Nella capitale del Kashmir "non c'è posto per i cristiani"
La denuncia viene dalla comunità cattolica di Muzafarabad, capitale della zona montuosa. Nonostante le promesse del governo non vi sono chiese né cimiteri. I morti "vengono gettati nel fiume".
Muzafarabad (AsiaNews) Nella capitale del Kashmir la comunità cattolica "non ha la possibilità di comprare case né terre, non può seppellire i suoi morti, non può neanche celebrare la messa di Natale perché non vi sono preti". Bahadar Masih, 65 anni, è un cattolico residente in questa zona montuosa, dove se fa freddo "non si può arrivare a piedi né ci si può spostare".
"Nel pomeriggio del 25 dicembre racconta il parroco è riuscito a raggiungerci da Abottabad, il punto più vicino con un prete residente. Abbiamo celebrato la messa di Natale nella casa di uno di noi". "Alcuni evangelici che vivono in zone vicine racconta Liaqat Masih, 28 anni ogni tanto vengono a trovarci, sia per le messe domenicali che in altre occasioni, ma questo è tutto".
Il problema non si limita a questo. "Ci siamo trasferiti qui nel 1979 sottolinea la signora Khurseed, impiegata municipale di 58 anni perché il governo aveva promesso ogni agevolazione per noi. La promessa non è mai stata mantenuta".
Padre Inayat Patras, parroco della chiesa cattolica di Abottabad, racconta ad AsiaNews come la promessa del governo sia arrivata "dopo una tragedia". "L'ultima settimana di luglio racconta - è morta una bambina cristiana in città, ma i genitori hanno dovuto affittare un camion per seppellirla in un villaggio del Punjub: qui non era loro permesso. Sul camion vi erano 12 familiari della piccola defunta ma, a causa di uno smottamento, il veicolo è precipitato in un fiume. Dei parenti, 6 sono morti nell'incidente, 2 sono morti affogati e gli altri sono tutti feriti".

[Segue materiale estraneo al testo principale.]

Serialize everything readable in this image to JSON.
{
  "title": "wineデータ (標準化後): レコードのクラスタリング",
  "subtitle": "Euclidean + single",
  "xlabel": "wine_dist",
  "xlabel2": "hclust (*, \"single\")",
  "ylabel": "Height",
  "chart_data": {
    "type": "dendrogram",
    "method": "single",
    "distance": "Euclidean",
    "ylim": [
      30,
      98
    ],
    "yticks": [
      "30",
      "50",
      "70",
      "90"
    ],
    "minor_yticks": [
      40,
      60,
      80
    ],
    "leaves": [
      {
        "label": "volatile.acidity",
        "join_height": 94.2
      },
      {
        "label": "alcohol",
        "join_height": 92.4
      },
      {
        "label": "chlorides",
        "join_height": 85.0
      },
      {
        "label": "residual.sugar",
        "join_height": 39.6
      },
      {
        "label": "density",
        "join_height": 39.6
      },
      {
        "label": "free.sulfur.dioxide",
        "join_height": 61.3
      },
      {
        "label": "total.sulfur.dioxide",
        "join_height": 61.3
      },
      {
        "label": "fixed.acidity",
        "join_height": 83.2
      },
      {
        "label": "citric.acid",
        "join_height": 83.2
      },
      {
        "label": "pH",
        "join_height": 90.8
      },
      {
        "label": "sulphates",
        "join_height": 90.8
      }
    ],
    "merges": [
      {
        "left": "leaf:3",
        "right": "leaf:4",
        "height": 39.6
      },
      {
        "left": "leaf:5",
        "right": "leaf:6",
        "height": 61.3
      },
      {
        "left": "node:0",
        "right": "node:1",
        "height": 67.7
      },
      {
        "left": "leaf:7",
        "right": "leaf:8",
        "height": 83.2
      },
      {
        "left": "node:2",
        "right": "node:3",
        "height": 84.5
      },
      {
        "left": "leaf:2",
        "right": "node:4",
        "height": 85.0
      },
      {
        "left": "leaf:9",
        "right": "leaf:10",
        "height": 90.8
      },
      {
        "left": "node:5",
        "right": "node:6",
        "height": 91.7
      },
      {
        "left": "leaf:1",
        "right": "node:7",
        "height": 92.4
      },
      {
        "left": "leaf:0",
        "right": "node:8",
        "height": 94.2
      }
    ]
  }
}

"Viviamo in case in affitto riprende Khurseed e non abbiamo chiese né cimiteri. La comunità musulmana non ci permette nemmeno di seppellire i nostri morti nei loro cimiteri". "Per seppellire i nostri morti conclude dobbiamo viaggiare lontano, ma muoversi da qui comporta molti pericoli". "Siamo costretti a gettare i cadaveri nei fiumi ammette con dolore Perveen Riasat, 36 anni perché non abbiamo alternative".
"Abbiamo deciso di mettere in pratica un altro piano continua il parroco perché così non possiamo andare avanti. Troveremo dei buoni avvocati per ottenere il permesso di comprare terra e case. Troveremo anche dei finanziatori che possano donare i soldi necessari per fare tutto questo". "Sono più di 30 anni conclude p. Patras - che i cattolici vivono qui, ma il mondo deve sapere in che condizioni miserevoli".